Едем вместе всего один перегон. На мой вопрос о том, как он живет, отвечает:
— Работаю, и это главное…
Когда так отвечают, значит, живется не слишком весело. Сказал, что пишет роман и написал хорошую статью о своих переводах Шекспира. Так сам и сказал: «хорошую», с наивной чистосердечностью, в которой нет и тени самодовольства. Собирается еще написать большую статью о Блоке. Сняв перчатку, жмет руку и выходит на площади Революции. Смотрю вслед. Шуба все та же, чистопольская, очень поношенная, но шапка новая, высокая, котиковая.

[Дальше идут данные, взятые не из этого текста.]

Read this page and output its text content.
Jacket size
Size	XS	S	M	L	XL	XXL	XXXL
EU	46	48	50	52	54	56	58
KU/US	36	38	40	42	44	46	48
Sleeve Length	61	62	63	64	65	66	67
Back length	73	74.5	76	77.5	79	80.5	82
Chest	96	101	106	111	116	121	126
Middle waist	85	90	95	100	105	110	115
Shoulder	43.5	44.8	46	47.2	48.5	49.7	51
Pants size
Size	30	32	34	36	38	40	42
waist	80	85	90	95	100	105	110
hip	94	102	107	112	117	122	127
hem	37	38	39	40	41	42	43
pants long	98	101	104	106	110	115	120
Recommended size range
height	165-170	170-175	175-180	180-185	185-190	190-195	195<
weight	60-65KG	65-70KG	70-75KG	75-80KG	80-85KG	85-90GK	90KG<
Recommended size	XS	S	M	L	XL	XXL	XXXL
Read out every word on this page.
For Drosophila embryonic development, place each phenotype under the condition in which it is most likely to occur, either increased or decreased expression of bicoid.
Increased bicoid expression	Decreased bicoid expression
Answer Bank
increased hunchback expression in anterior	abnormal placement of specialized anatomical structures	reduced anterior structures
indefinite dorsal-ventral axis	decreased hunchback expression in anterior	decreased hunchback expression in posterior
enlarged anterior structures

Словно догадавшись, что я гляжу на него, обернулся уже с перрона и улыбнулся своей белозубой улыбкой. Он самый молодой из всех своих современников…
С начала 1947 года я часто встречаюсь с критиком Т. Мы оба книжные собиратели, и у нас идет оживленный обмен раритетами. Т. — страстный поклонник Пастернака. У него в толстых папках собраны вырезки любых статей, где только упоминается его имя, что не мешает ему активно участвовать во всех критических налетах на него. Он это делал с грациозным бесстыдством, не обременяя себя ни колебаниями, ни раскаянием. Написав что-нибудь наставительное в адрес Пастернака, звонил ему через несколько дней и выпрашивал его новые стихотворения. Как это ни странно, Б. Л. относился к нему снисходительно. Он приписывал Т. какую-то непонятную ему сложность и особого рода тонкость, чего не было и в помине. Впрочем, в широте вкусов Т. отказать было нельзя: он, бывший самым рьяным и ортодоксальным адептом «соцреализма» в поэзии, однажды несколько часов подряд читал мне с упоением Сологуба. Если бы Т. кто-нибудь назвал в глаза лицемером, он искренне огорчился бы и обиделся. Мир для него естественно делился на черные и белые квадраты, как шахматная доска. Он твердо знал правила игры: один слон ходит только по белым квадратам, другой по черным, и, не подвергая правила сомнениям, старается лучше и искуснее играть обоими слонами, что ему большей частью и удается, сохраняя при этом репутацию доброго малого. Но стихи — все и всякие — он любил искренне и был прирожденным эклектиком. Где-то в глубине души он был убежден: что бы он ни писал о ком-либо, хорошие стихи есть и останутся хорошими стихами, а неприятности, причиняемые поэтам статьями, преходящи и скоро забудутся. Так оно и случилось: он умер, и его все вспоминают вполне дружелюбно. Он вовсе не был психологическим уникумом. В те годы я знал одного человека, серьезно и глубоко интересовавшегося религиозно-философскими проблемами. Редкие книги, которые ему были нужны для его занятий, выдавались в Ленинской библиотеке только для «научных занятий» по особому разрешению (Флоренский, Федоров и другие). И он пошел служить в газету «Безбожник» — это было еще перед войной, — чтобы получить оттуда бумажку на пользование засекреченными книгами, как бы для целей атеистической пропаганды.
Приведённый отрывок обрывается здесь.